Reputation: 13172
I am writing a kernel which processes combinatorial data. Because these sorts of problems generally have a large problem space, where most of the processed data is junk, is there a way I could do the following:
(1) If the calculated data passes some sort of condition, it is put onto a global output buffer.
(2) Once the output buffer is full, the data is sent back to the host
(3) The host takes a copy of the data from the buffer and clears it
(4) Then creates a new buffer to be filled by the GPU
For simplicity, this example could be stated as a selective inner product and I mean that by
__global int buffer_counter; // Counts
void put_onto_output_buffer(float value, __global float *buffer, int size)
{
// Put this value onto the global buffer or send a signal to the host
}
__kernel void
inner_product(
__global const float *threshold, // threshold
__global const float *first_vector, // 10000 float vector
__global const float *second_vector, // 10000 float vector
__global float *output_buffer, // 100 float vector
__global const int *output_buffer_size // size of the output buffer -- 100
{
int id = get_global_id(0);
float value = first_vector[id] * second_vector[id];
if (value >= threshold[0])
put_onto_output_buffer(value, output_buffer, output_buffer_size[0]);
}
Upvotes: 0
Views: 185
Reputation: 6333
It depends on the frequency of output.

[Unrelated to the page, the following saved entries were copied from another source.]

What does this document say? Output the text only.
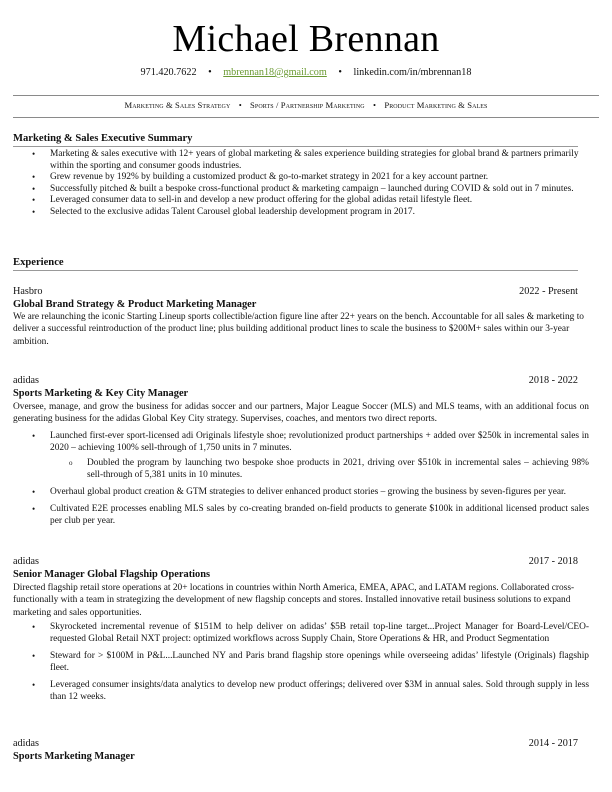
Michael Brennan
971.420.7622 • mbrennan18@gmail.com • linkedin.com/in/mbrennan18
Marketing & Sales Strategy • Sports / Partnership Marketing • Product Marketing & Sales
Marketing & Sales Executive Summary
• Marketing & sales executive with 12+ years of global marketing & sales experience building strategies for global brand & partners primarily within the sporting and consumer goods industries.
• Grew revenue by 192% by building a customized product & go-to-market strategy in 2021 for a key account partner.
• Successfully pitched & built a bespoke cross-functional product & marketing campaign – launched during COVID & sold out in 7 minutes.
• Leveraged consumer data to sell-in and develop a new product offering for the global adidas retail lifestyle fleet.
• Selected to the exclusive adidas Talent Carousel global leadership development program in 2017.
Experience
Hasbro	2022 - Present
Global Brand Strategy & Product Marketing Manager
We are relaunching the iconic Starting Lineup sports collectible/action figure line after 22+ years on the bench. Accountable for all sales & marketing to deliver a successful reintroduction of the product line; plus building additional product lines to scale the business to $200M+ sales within our 3-year ambition.
adidas	2018 - 2022
Sports Marketing & Key City Manager
Oversee, manage, and grow the business for adidas soccer and our partners, Major League Soccer (MLS) and MLS teams, with an additional focus on generating business for the adidas Global Key City strategy. Supervises, coaches, and mentors two direct reports.
• Launched first-ever sport-licensed adi Originals lifestyle shoe; revolutionized product partnerships + added over $250k in incremental sales in 2020 – achieving 100% sell-through of 1,750 units in 7 minutes.
o Doubled the program by launching two bespoke shoe products in 2021, driving over $510k in incremental sales – achieving 98% sell-through of 5,381 units in 10 minutes.
• Overhaul global product creation & GTM strategies to deliver enhanced product stories – growing the business by seven-figures per year.
• Cultivated E2E processes enabling MLS sales by co-creating branded on-field products to generate $100k in additional licensed product sales per club per year.
adidas	2017 - 2018
Senior Manager Global Flagship Operations
Directed flagship retail store operations at 20+ locations in countries within North America, EMEA, APAC, and LATAM regions. Collaborated cross-functionally with a team in strategizing the development of new flagship concepts and stores. Installed innovative retail business solutions to expand marketing and sales opportunities.
• Skyrocketed incremental revenue of $151M to help deliver on adidas’ $5B retail top-line target...Project Manager for Board-Level/CEO-requested Global Retail NXT project: optimized workflows across Supply Chain, Store Operations & HR, and Product Segmentation
• Steward for > $100M in P&L...Launched NY and Paris brand flagship store openings while overseeing adidas’ lifestyle (Originals) flagship fleet.
• Leveraged consumer insights/data analytics to develop new product offerings; delivered over $3M in annual sales. Sold through supply in less than 12 weeks.
adidas	2014 - 2017
Sports Marketing Manager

If it is high frequency (a work item writes output more often than not) then buffer_counter
will be a source of contention and will cause slow downs (also, by the way, it will need to be updated using atomic methods, which is why it's slow). It this case you're better off just always writing output and sort through the real ones later.
On the other hand, if writing output is fairly infrequent, then using an atomic position indicator makes good sense. The majority of work items will do their computation, decide they have no output, and retire. Only the infrequent ones that have output will contend over the atomic output position index, serially increment it, and write their output at their unique location. Your output memory will compactly contain the results (in no particular order so store the work item ID if you care).
Again, do read up on atomics because the index needs to be atomic.